Saturday, January 22, 2011

The Water of Sebus and The Waters of Amun

Only two extant Egyptian texts describe semi-nomadic Semitic tribes bringing their flocks to a place of water. One is Alma 17 in the Book of Mormon; the other, found in Papyrus Anastasi IV, is a report of the Egyptian border patrol (discussed in James E. Hoch, Semitic Words in Egyptian Texts, #131, 106-07).

I. And after he had been in the service of the king three days, as he was with the Lamanitish servants going forth with their flocks to the place of water, which was called the water of Sebus, and all the Lamanites drive their flocks hither, that they may have water (Alma 17:26; elsewhere termed the waters of Sebus).

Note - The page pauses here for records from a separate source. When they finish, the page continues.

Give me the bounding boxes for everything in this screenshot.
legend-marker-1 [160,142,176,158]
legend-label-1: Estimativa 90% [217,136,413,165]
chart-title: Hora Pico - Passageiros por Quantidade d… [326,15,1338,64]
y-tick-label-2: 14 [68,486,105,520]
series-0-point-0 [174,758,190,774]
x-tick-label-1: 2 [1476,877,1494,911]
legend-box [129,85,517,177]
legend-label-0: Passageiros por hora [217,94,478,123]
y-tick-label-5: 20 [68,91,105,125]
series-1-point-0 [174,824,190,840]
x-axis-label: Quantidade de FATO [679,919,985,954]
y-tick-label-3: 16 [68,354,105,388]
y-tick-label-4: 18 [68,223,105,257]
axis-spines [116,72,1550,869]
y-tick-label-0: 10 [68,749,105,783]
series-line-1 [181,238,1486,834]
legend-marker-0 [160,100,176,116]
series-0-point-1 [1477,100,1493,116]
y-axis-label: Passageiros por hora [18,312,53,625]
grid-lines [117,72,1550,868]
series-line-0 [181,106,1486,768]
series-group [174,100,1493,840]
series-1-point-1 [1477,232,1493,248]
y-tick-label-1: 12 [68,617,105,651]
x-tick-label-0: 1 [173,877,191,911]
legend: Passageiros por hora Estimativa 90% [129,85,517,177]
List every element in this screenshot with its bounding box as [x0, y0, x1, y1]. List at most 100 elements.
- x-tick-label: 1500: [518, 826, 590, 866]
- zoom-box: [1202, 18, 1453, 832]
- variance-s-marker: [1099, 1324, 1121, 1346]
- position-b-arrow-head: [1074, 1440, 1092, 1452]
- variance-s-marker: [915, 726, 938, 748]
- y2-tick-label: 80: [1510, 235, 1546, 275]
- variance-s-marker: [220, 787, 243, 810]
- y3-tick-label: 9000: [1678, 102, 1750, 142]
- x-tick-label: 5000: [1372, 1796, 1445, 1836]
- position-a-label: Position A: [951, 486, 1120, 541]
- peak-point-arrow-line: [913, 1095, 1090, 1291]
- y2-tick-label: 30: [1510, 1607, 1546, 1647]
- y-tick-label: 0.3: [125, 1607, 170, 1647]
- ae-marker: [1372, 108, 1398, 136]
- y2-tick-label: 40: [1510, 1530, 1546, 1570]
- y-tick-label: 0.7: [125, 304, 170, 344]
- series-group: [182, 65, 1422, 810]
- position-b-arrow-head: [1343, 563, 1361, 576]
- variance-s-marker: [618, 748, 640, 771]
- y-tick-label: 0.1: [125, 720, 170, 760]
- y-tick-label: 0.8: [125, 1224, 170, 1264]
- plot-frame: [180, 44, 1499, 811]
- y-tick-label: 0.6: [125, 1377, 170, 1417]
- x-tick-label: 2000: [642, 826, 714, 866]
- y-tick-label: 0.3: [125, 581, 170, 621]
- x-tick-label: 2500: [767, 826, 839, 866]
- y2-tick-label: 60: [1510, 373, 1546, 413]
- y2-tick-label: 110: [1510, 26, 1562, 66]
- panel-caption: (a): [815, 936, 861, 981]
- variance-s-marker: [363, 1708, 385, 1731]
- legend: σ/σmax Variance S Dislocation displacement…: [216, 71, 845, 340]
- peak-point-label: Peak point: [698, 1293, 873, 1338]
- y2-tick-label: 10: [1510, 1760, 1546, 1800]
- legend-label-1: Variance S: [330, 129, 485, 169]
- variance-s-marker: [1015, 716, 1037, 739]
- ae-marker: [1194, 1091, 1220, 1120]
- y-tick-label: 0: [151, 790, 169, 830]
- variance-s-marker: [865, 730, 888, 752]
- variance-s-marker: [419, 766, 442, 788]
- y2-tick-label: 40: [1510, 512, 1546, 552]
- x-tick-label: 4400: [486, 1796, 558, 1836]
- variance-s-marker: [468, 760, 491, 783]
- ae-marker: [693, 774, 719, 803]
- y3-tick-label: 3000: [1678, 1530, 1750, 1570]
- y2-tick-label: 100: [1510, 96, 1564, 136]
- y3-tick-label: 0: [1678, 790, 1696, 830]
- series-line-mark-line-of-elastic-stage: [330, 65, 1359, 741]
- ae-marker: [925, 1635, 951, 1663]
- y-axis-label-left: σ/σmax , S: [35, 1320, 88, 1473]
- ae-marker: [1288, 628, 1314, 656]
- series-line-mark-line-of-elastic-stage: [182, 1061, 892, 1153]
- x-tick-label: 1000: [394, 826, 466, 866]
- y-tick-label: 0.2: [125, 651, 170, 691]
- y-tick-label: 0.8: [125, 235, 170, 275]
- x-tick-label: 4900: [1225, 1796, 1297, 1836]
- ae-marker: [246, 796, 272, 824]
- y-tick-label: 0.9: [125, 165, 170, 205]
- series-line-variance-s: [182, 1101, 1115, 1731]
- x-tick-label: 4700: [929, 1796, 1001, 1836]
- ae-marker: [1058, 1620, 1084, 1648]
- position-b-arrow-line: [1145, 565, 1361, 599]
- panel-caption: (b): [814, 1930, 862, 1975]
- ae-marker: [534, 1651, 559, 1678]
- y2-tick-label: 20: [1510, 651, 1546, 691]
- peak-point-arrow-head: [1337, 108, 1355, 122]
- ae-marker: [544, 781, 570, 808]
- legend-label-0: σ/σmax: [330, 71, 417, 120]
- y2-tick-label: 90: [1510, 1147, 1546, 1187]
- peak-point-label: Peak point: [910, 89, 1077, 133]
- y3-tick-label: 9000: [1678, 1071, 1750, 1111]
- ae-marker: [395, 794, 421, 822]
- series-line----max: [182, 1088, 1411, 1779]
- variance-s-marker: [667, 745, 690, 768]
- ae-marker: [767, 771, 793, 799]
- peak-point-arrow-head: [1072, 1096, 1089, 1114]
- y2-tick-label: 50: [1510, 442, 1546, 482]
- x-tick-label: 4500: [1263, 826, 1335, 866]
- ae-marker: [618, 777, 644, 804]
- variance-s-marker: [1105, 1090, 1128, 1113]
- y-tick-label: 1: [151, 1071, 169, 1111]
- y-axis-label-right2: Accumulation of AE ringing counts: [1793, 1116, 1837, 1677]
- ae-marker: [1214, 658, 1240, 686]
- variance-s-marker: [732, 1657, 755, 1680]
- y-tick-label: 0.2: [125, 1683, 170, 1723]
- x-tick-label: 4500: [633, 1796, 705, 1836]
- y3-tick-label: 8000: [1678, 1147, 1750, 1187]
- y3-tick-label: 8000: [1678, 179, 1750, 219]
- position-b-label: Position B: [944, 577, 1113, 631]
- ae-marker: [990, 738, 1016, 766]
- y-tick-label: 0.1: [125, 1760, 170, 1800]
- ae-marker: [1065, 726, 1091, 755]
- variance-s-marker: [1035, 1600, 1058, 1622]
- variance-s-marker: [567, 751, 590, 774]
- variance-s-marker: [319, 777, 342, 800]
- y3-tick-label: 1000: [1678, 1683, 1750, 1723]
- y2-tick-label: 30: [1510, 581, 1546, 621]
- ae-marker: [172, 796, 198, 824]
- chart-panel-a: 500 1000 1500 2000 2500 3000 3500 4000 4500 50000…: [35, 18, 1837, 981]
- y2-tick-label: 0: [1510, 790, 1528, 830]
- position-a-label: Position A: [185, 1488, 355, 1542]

II. We are finished letting the tribe of Edomite bedouin pass by Fort Merneptah-hotpe-hi-ma'at, l.p.h., which is in Tjeku, to the pools of Pi-Tum [of] Merneptah-hotpe-hi-ma'at. . .in order to keep their flocks alive (An IV).

The word for pools, so Professor Hoch tells us, is a Hebrew loan word into New Kingdom Egyptian [bi4=r=ka=ta, *birkata, *barkata]. Pools occurs in the Egyptian onomastica, the vocabulary lists kept for scribal consultation. Spanish also has the word: alberca (from the Arabic pool, swimming pool).

Other Semitic loan words into Egyptian describe "the place of water," and prominent among these is *mash'aba Watering Place (Hoch, #205, 156): "The word occurs in the onomastica among bodies of water," and it is the standard expression in New Kingdom Egypt for such a place. The Water or Waters of Sebus might well have been "The mash'aba Sebus," which has a nice alliterative ring to it. Besides, given that the element ma- is a marker of place, the Place of Sha'ba, or even the Waters of Sha'ba, absent that element, what do we see but Sebus itself? She, by the way, is also the Egyptian word for lake or pool: the Waters of the Pool of Bus? Might we hear an echo of Bes, a divinity associated with the animal world?

Another borrowing into Egyptian from Semitic (Hoch, 289-290) is shaqona or shakuna? as in:

Akkadian: mashqitu Watering Places
Arabic: siqaya

The word for revealed law in Islam is famously shari'a, which, along with mashra'a, primarily denotes the path to the water hole, drinking place. The River Jordan is thus Nahr ash-Shari'a, the Syro-Palestinian "Waters of Sebus" for many a desert tribe (see Wehr's Dictionary of Modern Arabic). Isaiah unfolds the Waters of Shiloah, from which the thirsty, in quietude, may draw living waters, and of course, the Bible yields many such Waters for the thirsting seeker.

The Egyptian onomastica also yield the expression "the water, or waters of So-and-So" as place name, as is the case with the branches of the Nile Delta (see Alan H. Gardiner, Ancient Egyptian Onomastica, 2 vols. (Oxford: Oxford University Press, 1947). Note that the Egyptian word mw, a collective plural, may be translated as either water or waters, just as in Alma:

P3 mw nj P3-r'  The Water of Pre [Re: the Water of the Sun] II 164*
(And cf. jtrw '3, the "great river," a watering place for cattle)
P3 mw [nj] Pth  The Water of Ptah, II 155*
P3 mw [nj] Jmn  The Water of Amun 
(recalling the Waters of Mormon = Meriamun?)
P3 mw [nj] Mnm3'tre'  The Water of Menma'trei [= Sethos I], II 155*
(The Waters of Enduring is the Justice of Re)
P3 mw 3  The Three Waters

Given the heroic deeds of Prince Ammon at the Water of Sebus, may we not also call the place the Water of Ammon (P3 mw Jmn)?

Book of Mormon Sebus, by the way, does something recall the Semitic word for sun (sh/s-m-s), especially in its Ugaritic form, Shapash, which last often signifies the female sun (Hathor?). Water of the Sun matches the Egyptian place name P3 mw r', The Waters of Re. Another stab at Sebus appears in the Book of Mormon Onomasticon, where Professor Paul Hoskisson ties the name to a West Semitic root, sbs, "which means 'to gather/assemble (persons).' It appears as an Aramaic loan word in Neo-Babylonian texts" (see Chicago Assyrian Dictionary S, 341, sub "subbusu"; AHW, 1053). According to Hoskisson, Lamanite Sebus may thus denote a place of assembly or gathering. One thinks, here, not of the tropics of course, but a drier zone, savanna or desert.